Brett Avison (text), Janine Dawson (illus.), Ducks to Water The Five Mile Press, 1 April 2015, $14.95 (hbk), 32pp., ISBN: 978-1-76006-606-2
For young lads who love cranes, and diggers and cars (like my two year old grandson), this pop-up book is bound to please! Visually celebrating open rural spaces (“there’s plenty of space at Mum and Ted’s place where a boy and his best mate can play”), we visually also focus on Bryn, a young lad and his best mate Oscar, a dog. We follow them when we turn the page as they track the quacks of a mum and dad duck who are clearly annoyed at a dry sparse pond that has no water because of a blocked pipe. Bryn rushes home to tell Ted what has happened, insisting that a crane might be needed. They bring every tool to the pool and soon discover that Bryn is right, a crane is sorely needed (and a friend obliges).

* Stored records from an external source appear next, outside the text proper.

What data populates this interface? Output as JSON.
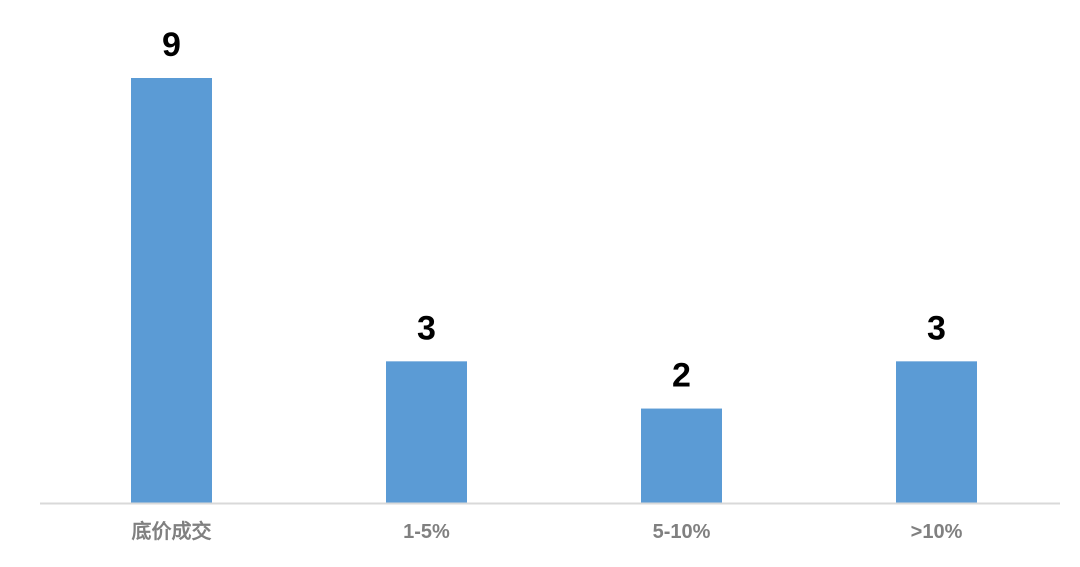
{
  "chart_data": {
    "type": "bar",
    "categories": [
      "底价成交",
      "1-5%",
      "5-10%",
      ">10%"
    ],
    "values": [
      9,
      3,
      2,
      3
    ],
    "data_labels": [
      "9",
      "3",
      "2",
      "3"
    ],
    "title": "",
    "xlabel": "",
    "ylabel": "",
    "ylim": [
      0,
      9
    ],
    "grid": false,
    "bar_color": "#5b9bd5",
    "axis_color": "#d9d9d9",
    "tick_label_color": "#808080"
  }
}
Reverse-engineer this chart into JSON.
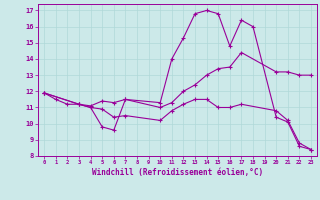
{
  "xlabel": "Windchill (Refroidissement éolien,°C)",
  "background_color": "#cce9e9",
  "grid_color": "#b0d8d8",
  "line_color": "#990099",
  "xlim": [
    -0.5,
    23.5
  ],
  "ylim": [
    8,
    17.4
  ],
  "xticks": [
    0,
    1,
    2,
    3,
    4,
    5,
    6,
    7,
    8,
    9,
    10,
    11,
    12,
    13,
    14,
    15,
    16,
    17,
    18,
    19,
    20,
    21,
    22,
    23
  ],
  "yticks": [
    8,
    9,
    10,
    11,
    12,
    13,
    14,
    15,
    16,
    17
  ],
  "line1_x": [
    0,
    1,
    2,
    3,
    4,
    5,
    6,
    7,
    10,
    11,
    12,
    13,
    14,
    15,
    16,
    17,
    18,
    20,
    21,
    22,
    23
  ],
  "line1_y": [
    11.9,
    11.5,
    11.2,
    11.2,
    11.0,
    9.8,
    9.6,
    11.5,
    11.3,
    14.0,
    15.3,
    16.8,
    17.0,
    16.8,
    14.8,
    16.4,
    16.0,
    10.4,
    10.1,
    8.6,
    8.4
  ],
  "line2_x": [
    0,
    3,
    4,
    5,
    6,
    7,
    10,
    11,
    12,
    13,
    14,
    15,
    16,
    17,
    20,
    21,
    22,
    23
  ],
  "line2_y": [
    11.9,
    11.2,
    11.1,
    11.4,
    11.3,
    11.5,
    11.0,
    11.3,
    12.0,
    12.4,
    13.0,
    13.4,
    13.5,
    14.4,
    13.2,
    13.2,
    13.0,
    13.0
  ],
  "line3_x": [
    0,
    3,
    4,
    5,
    6,
    7,
    10,
    11,
    12,
    13,
    14,
    15,
    16,
    17,
    20,
    21,
    22,
    23
  ],
  "line3_y": [
    11.9,
    11.2,
    11.0,
    10.9,
    10.4,
    10.5,
    10.2,
    10.8,
    11.2,
    11.5,
    11.5,
    11.0,
    11.0,
    11.2,
    10.8,
    10.2,
    8.8,
    8.4
  ]
}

Fans of the author’s previous books (A Bigger Digger and Stuck in the Muck) will recognise some common motifs here and could well make connections to these books. They too will expect a double page pop-up event, but in this book, the focus is on the joy of the result rather than the process of using a machine. “The ducks were all thrilled-they played as it filled. The ducklings all raced to dive in. First one then another and even Bryn’s mother. They all jumped in for a swim!” Springing out of the book is the pop-up of eight ducklings delighting in dabbling and diving! Look out Oscar, ducks are not silly and they have learnt how to return sticks too! My one hesitation in “giving” this book to my grandson who is likely, because of his previous experience of handling the author’s books, to rip it apart with his exhuberance!